Mantenere il riscaldatore a infrarossi del bagno al sicuro (e le dita dei piedi asciutte)
Utilizzare riscaldatori a infrarossi nei bagni è un’ottima idea… fino a quando non ci si rende conto che i bagni sono, in sostanza, stanze umide. C’è umidità ovunque, e c’è sempre il rischio che dell’acqua cada accidentalmente sui componenti elettrici. Se si utilizza una lampada normale, si corre il rischio di cortocircuito. È necessario utilizzare dispositivi in grado di resistere all’umidità: in particolare, dispositivi che soddisfino gli standard IP66.
Prevenire perdite di corrente
L’obiettivo principale è mantenere la corrente all’interno dei cavi. Nei bagni umidi, l’umidità cerca sempre di trovare un percorso per raggiungere i terminali elettrici. Questo può causare disastri. Per evitare ciò, utilizziamo isolanti in ceramica resistenti alle alte temperature alle estremità delle lampade. Questi isolanti non si degradano nemmeno quando la temperatura aumenta, garantendo così che la corrente rimanga confinata nei cavi. Inoltre, non utilizzate cavi in PVC: questi si rompono o si fondono, permettendo all’umidità di penetrare all’interno dei cavi. Preferite cavi isolati con silicone. Avvolgete anche i punti di connessione con tubi termoretrattabili rivestiti di adesivo: questo crea un sigillo efficace che mantiene l’acqua lontana dai terminali elettrici.
Gli standard IP66
L’indice IP66 indica che il dispositivo è impermeabile alla polvere e può resistere a getti d’acqua diretti. Per raggiungere questo risultato, il tubo a infrarossi viene racchiuso in un involucro di quarzo o vetro temperato, e fissato con guarnizioni industriali. Tuttavia, quando si sigilla qualcosa in modo troppo stretto, il calore non ha modo di sfuggire. Se si inserisce una lampada ad alta potenza in un contenitore troppo piccolo e sigillato, all’interno diventa incredibilmente caldo. È quindi necessario scegliere dimensioni appropriate per il contenitore, oppure utilizzare un materiale resistente al calore per la struttura stessa. Altrimenti, il calore potrebbe danneggiare i sigilli, facendo tornare tutto allo stato iniziale.
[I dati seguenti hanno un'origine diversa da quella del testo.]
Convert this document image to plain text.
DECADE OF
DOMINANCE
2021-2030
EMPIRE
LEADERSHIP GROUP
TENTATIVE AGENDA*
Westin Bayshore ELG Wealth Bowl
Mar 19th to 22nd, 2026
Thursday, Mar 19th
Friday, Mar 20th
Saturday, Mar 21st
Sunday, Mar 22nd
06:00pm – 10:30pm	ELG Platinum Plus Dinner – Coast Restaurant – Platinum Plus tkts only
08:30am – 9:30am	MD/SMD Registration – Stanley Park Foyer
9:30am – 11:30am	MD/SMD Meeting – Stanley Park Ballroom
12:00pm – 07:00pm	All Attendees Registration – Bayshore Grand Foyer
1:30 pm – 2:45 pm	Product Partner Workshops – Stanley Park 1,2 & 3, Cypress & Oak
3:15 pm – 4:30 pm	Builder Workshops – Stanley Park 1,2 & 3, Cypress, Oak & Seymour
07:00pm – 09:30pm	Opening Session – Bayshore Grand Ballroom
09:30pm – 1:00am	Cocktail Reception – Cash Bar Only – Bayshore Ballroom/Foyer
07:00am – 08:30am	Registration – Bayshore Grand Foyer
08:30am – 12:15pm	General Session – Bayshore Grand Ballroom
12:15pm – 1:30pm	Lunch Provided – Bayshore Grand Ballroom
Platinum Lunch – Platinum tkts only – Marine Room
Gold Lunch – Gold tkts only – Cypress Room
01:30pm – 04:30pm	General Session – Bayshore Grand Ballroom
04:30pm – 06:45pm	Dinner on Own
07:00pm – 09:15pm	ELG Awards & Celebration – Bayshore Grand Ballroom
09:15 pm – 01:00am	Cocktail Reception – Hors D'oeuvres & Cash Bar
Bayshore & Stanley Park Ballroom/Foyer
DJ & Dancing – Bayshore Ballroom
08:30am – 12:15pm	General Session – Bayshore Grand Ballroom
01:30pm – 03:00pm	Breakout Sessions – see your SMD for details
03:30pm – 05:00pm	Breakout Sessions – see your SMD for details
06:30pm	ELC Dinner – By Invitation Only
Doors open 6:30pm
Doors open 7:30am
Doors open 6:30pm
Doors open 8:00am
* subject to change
Installazione corretta dei cavi
Quanto all’installazione, non abbiate fretta. Utilizzate sempre un interruttore GFCI (Ground Fault Circuit Interrupter). Anche i migliori sigilli possono eventualmente deteriorarsi. L’interruttore GFCI rappresenta quindi la vostra “rete di sicurezza”: è l’unico strumento che vi garantisce di non subire scosse elettriche in caso di problemi ai sigilli. Assicuratevi anche che la struttura del dispositivo sia collegata al sistema di messa a terra dell’edificio. In questo modo, se dovesse verificarsi una perdita di corrente, l’interruttore si attiverà immediatamente, evitando che la struttura del riscaldatore diventi pericolosa.